Na vida, escondemos as partes de nós mesmos que não queremos que o mundo veja. Nós os trancamos. Dizemos a eles: 'Não'. Nós os banimos. Mas aqui, nós não fazemos isso.

Eu sentia o rastejar por através da terra entre meus dedos. Sibilava, tranquila, porque já sabia que eu tinha desistido de evita-la. Me fazia companhia, como uma amiga que me conhecia desde o ventre da minha mãe. Era inerente a mim, o pecado. A dor que causava aos externos. Já não me doía mais. Pelo menos era isso o que eu achava.

Tinha certeza. Estava ali naquela noite para me consumir como jamais havia feito. Eu já tinha concordado com a sua proposta antes de ter sido feita, afinal, não tinha mais pelo que viver aqui. Não tinha porque estar em outro lugar – a salvação pedia-me humilhação, e eu era orgulhoso demais pra isso. Não queria estar acima daquele que me pedia joelhos no chão e arrependimento genuíno, mas também não queria sofrer uma eternidade num calor desgraçado. Queria a escuridão.
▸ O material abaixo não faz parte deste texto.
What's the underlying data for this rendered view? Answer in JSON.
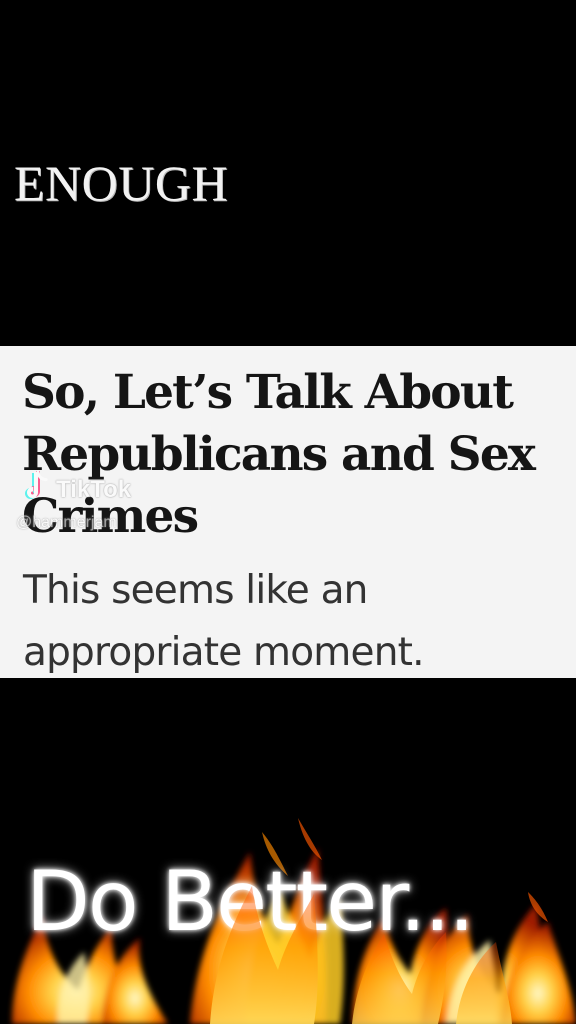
{
  "video": {
    "top_text": "ENOUGH",
    "bottom_text": "Do Better..."
  },
  "article": {
    "headline": "So, Let’s Talk About Republicans and Sex Crimes",
    "subhead": "This seems like an appropriate moment."
  },
  "watermark": {
    "brand": "TikTok",
    "handle": "@hammerjam",
    "icon": "tiktok-icon"
  },
  "colors": {
    "background": "#000000",
    "article_background": "#f4f4f4",
    "headline": "#151515",
    "subhead": "#333333",
    "fire_core": "#fff3b0",
    "fire_mid": "#ffb000",
    "fire_outer": "#ff4a00"
  },
  "decorative": {
    "fire_effect": "fire-flames"
  }
}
Um pós vida onde não havia nada.

Isso não existia.

Portanto, tinha tomado minha decisão. Não iria mais tentar alcançar uma iluminação que me era mais distante que as palavras das Escrituras. Cada lei nelas me condenavam de alguma forma. Tudo o que eu fazia era um erro. Eu, nascido do erro, voltaria para ele. Do pó feito, aquele solto acima de uma mesa, ordenado em fileiras, que ela sem piedade tinha consumido antes de se entregar pra um qualquer. Ao pó voltava, esse entre meus dedos, que reverbera o som da serpente com um rosto tão diferente das que eu via nos livros da biblioteca.

A realidade era que eu nem queria ter que escolher. Queria que escolhessem por mim. Não, não, que me ditassem. Que fizessem. Que a reversão funcionasse, que as pílulas fizessem efeito, que eu perdesse cada pele e cada osso e me tornasse um robô. Eficaz. Que repetia, fazia e engolia tudo o que contavam. Nem preciso dizer que não era como eu queria, é claro, jamais foi. Não concordava com boa parte do que aqueles homens escreveram e tampouco acreditava que eles eram tão iluminados como falavam pra todo mundo. Só me pareciam um bando de idiotas.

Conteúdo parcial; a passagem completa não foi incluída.